The tool looks for a file called "pakdef.txt" at the top level directory for the package, where it should be run from. This file contains information about which files should be included or not in the final package.

pakdef.txt contains one directive per line. A line can also be a comment line starting with '#' or a completely empty line. These lines will of course be ignored. There are two kinds of directives for now: filters and shell command directives.


A filter directive consists of a plus or minus sign, followed by a filter name, some whitespace and the filter argument. If the initial sign is '+', then this is a positive filter. Otherwise, it's a negative filter.

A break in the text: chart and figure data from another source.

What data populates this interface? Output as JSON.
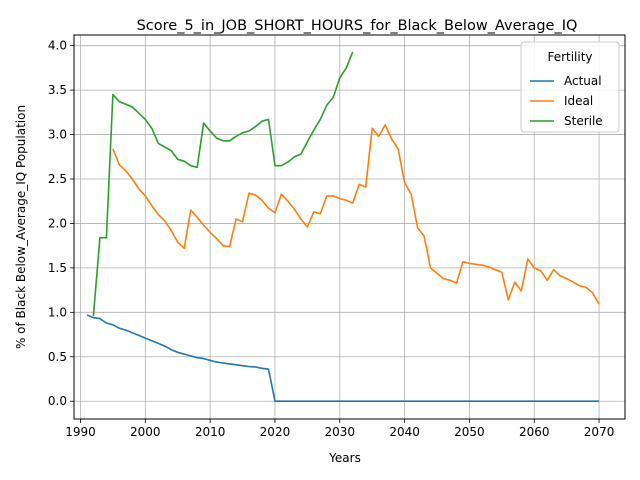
{
  "chart_data": {
    "type": "line",
    "title": "Score_5_in_JOB_SHORT_HOURS_for_Black_Below_Average_IQ",
    "xlabel": "Years",
    "ylabel": "% of Black Below_Average_IQ Population",
    "xlim": [
      1989,
      2074
    ],
    "ylim": [
      -0.2,
      4.12
    ],
    "xticks": [
      1990,
      2000,
      2010,
      2020,
      2030,
      2040,
      2050,
      2060,
      2070
    ],
    "yticks": [
      0.0,
      0.5,
      1.0,
      1.5,
      2.0,
      2.5,
      3.0,
      3.5,
      4.0
    ],
    "xtick_labels": [
      "1990",
      "2000",
      "2010",
      "2020",
      "2030",
      "2040",
      "2050",
      "2060",
      "2070"
    ],
    "ytick_labels": [
      "0.0",
      "0.5",
      "1.0",
      "1.5",
      "2.0",
      "2.5",
      "3.0",
      "3.5",
      "4.0"
    ],
    "grid": true,
    "legend": {
      "title": "Fertility",
      "position": "top-right"
    },
    "series": [
      {
        "name": "Actual",
        "color": "#1f77b4",
        "x": [
          1991,
          1992,
          1993,
          1994,
          1995,
          1996,
          1997,
          1998,
          1999,
          2000,
          2001,
          2002,
          2003,
          2004,
          2005,
          2006,
          2007,
          2008,
          2009,
          2010,
          2011,
          2012,
          2013,
          2014,
          2015,
          2016,
          2017,
          2018,
          2019,
          2020,
          2021,
          2025,
          2030,
          2035,
          2040,
          2045,
          2050,
          2055,
          2060,
          2065,
          2070
        ],
        "y": [
          0.97,
          0.94,
          0.93,
          0.88,
          0.86,
          0.82,
          0.8,
          0.77,
          0.74,
          0.71,
          0.68,
          0.65,
          0.62,
          0.58,
          0.55,
          0.53,
          0.51,
          0.49,
          0.48,
          0.46,
          0.44,
          0.43,
          0.42,
          0.41,
          0.4,
          0.39,
          0.385,
          0.37,
          0.36,
          0.0,
          0.0,
          0.0,
          0.0,
          0.0,
          0.0,
          0.0,
          0.0,
          0.0,
          0.0,
          0.0,
          0.0
        ]
      },
      {
        "name": "Ideal",
        "color": "#ff7f0e",
        "x": [
          1995,
          1996,
          1997,
          1998,
          1999,
          2000,
          2001,
          2002,
          2003,
          2004,
          2005,
          2006,
          2007,
          2008,
          2009,
          2010,
          2011,
          2012,
          2013,
          2014,
          2015,
          2016,
          2017,
          2018,
          2019,
          2020,
          2021,
          2022,
          2023,
          2024,
          2025,
          2026,
          2027,
          2028,
          2029,
          2030,
          2031,
          2032,
          2033,
          2034,
          2035,
          2036,
          2037,
          2038,
          2039,
          2040,
          2041,
          2042,
          2043,
          2044,
          2045,
          2046,
          2047,
          2048,
          2049,
          2050,
          2051,
          2052,
          2053,
          2054,
          2055,
          2056,
          2057,
          2058,
          2059,
          2060,
          2061,
          2062,
          2063,
          2064,
          2065,
          2066,
          2067,
          2068,
          2069,
          2070
        ],
        "y": [
          2.84,
          2.66,
          2.59,
          2.5,
          2.39,
          2.31,
          2.2,
          2.1,
          2.03,
          1.92,
          1.79,
          1.72,
          2.15,
          2.07,
          1.98,
          1.9,
          1.83,
          1.75,
          1.74,
          2.05,
          2.02,
          2.34,
          2.32,
          2.26,
          2.17,
          2.12,
          2.33,
          2.25,
          2.16,
          2.05,
          1.96,
          2.13,
          2.11,
          2.31,
          2.31,
          2.28,
          2.26,
          2.23,
          2.44,
          2.41,
          3.07,
          2.98,
          3.11,
          2.95,
          2.84,
          2.46,
          2.33,
          1.95,
          1.86,
          1.5,
          1.44,
          1.38,
          1.36,
          1.33,
          1.57,
          1.55,
          1.54,
          1.53,
          1.51,
          1.48,
          1.45,
          1.14,
          1.34,
          1.24,
          1.6,
          1.5,
          1.47,
          1.36,
          1.48,
          1.41,
          1.38,
          1.34,
          1.3,
          1.28,
          1.22,
          1.09
        ]
      },
      {
        "name": "Sterile",
        "color": "#2ca02c",
        "x": [
          1992,
          1993,
          1994,
          1995,
          1996,
          1997,
          1998,
          1999,
          2000,
          2001,
          2002,
          2003,
          2004,
          2005,
          2006,
          2007,
          2008,
          2009,
          2010,
          2011,
          2012,
          2013,
          2014,
          2015,
          2016,
          2017,
          2018,
          2019,
          2020,
          2021,
          2022,
          2023,
          2024,
          2025,
          2026,
          2027,
          2028,
          2029,
          2030,
          2031,
          2032
        ],
        "y": [
          0.96,
          1.84,
          1.84,
          3.45,
          3.37,
          3.34,
          3.31,
          3.24,
          3.17,
          3.07,
          2.9,
          2.86,
          2.82,
          2.72,
          2.7,
          2.65,
          2.63,
          3.13,
          3.04,
          2.96,
          2.93,
          2.93,
          2.98,
          3.02,
          3.04,
          3.09,
          3.15,
          3.17,
          2.65,
          2.65,
          2.69,
          2.75,
          2.78,
          2.92,
          3.05,
          3.17,
          3.33,
          3.42,
          3.64,
          3.75,
          3.93
        ]
      }
    ]
  }
}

The program normally tries to add all files and directories it finds under the package directory into the tarball. The filters provide a way to exclude some of the files from the tarball. For each directory/file, the negative filters are applied first. If the file entry passes thru all negative filters, then it's added to the tarball. Otherwise, the program looks at all positive filters. If one of the positive filters match the file entry, it's added to the tarball. If the file entry goes thru all positive filters, then it's not added. Here is an example:

-sfx .d
+sfx .o.d
The first rule would eliminate all files ending with ".d". The second rule would add those back which end in ".o.d". For example, "libfoo.d" would be eliminated but "bar.o.d" would be added to the tarball.

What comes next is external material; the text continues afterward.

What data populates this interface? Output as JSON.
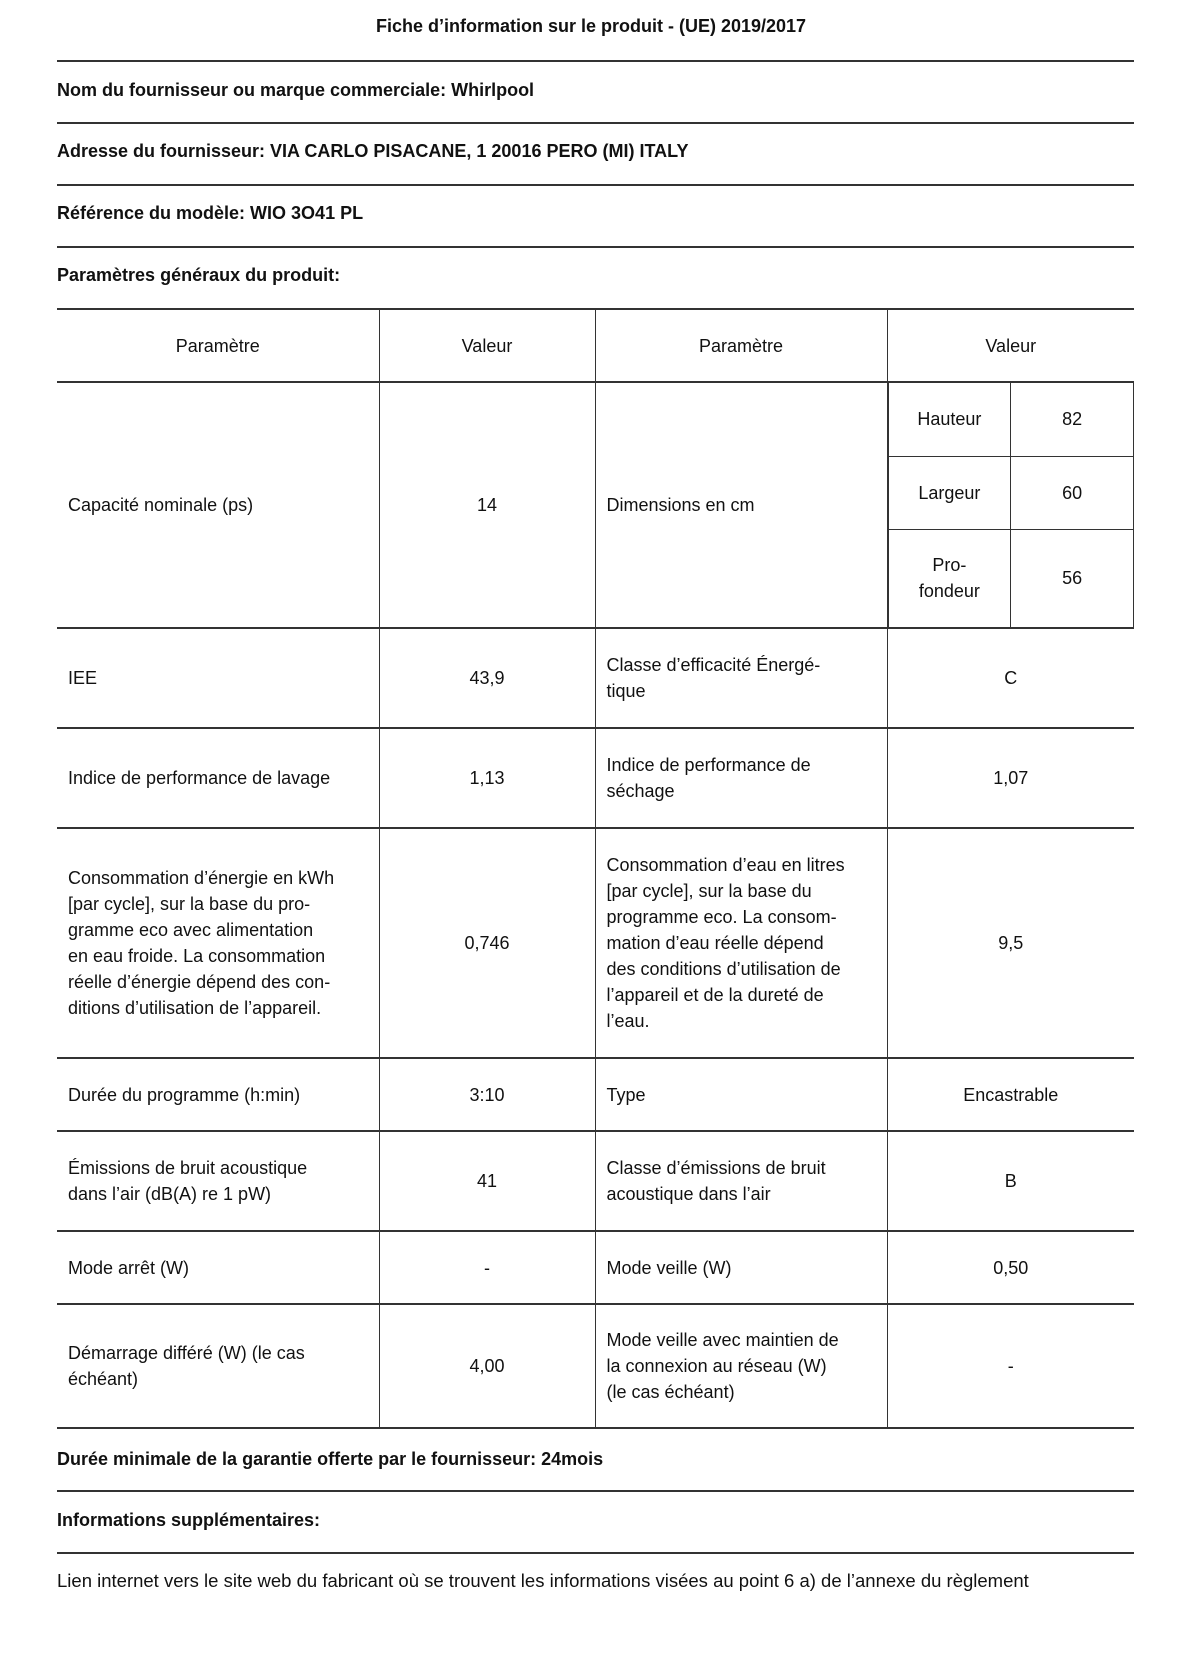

Here is a list of the filters:

name  X
  Name of the file or directory is X. foo/X and bar/misc/X would
  both match.
dir X
  Everything under directory X would match, excluding the 
  directory X itself.
sfx X
  Name of the file ends with X. foo/machineX would match.
pfx X
  Name of the file starts with X. foo/Xmachine would match, but 
  not Xfoo/parity.c.
file X
  The file at path X would match only.
magic X
  A file with magic bytes corresponding to magic type X would 
  match.  Current magic types are elf, pdf and postscript.

Shell Command Directives

These directives execute shell commands in the top level package directory. These are also of two kinds; if the directive starts with <run, it's executed before the archival process. If it starts with >run, it's executed after the archival process. The rest of the line is separated from the directive by whitespace and is fed directly to the system function from libc. Here are some examples:
<run echo this is a pre-archival command
<run ls -l 
>run echo this is post-archival
Note that any escape encoding in command lines is ignored and fed directly to the shell. However, all whitespace characters are converted to spaces and multiple spaces are converted to single spaces.


The tool itself is called "mkpak". You need to call it with the path of the directory in which the tar file will be created. The name of the tarball will be X.tar.bz2 if the name of the directory you invoked it from was X.

The tool can also process symbolic links, but it doesn't follow them. It doesn't process any other weird file type such as sockets, pipes or device nodes.


1.1: Shell command directives are implemented.

1.0: Initial version. You need the libarchive library from here. Just run "make" and put the resulting binary "mkpak" somewhere in your $PATH.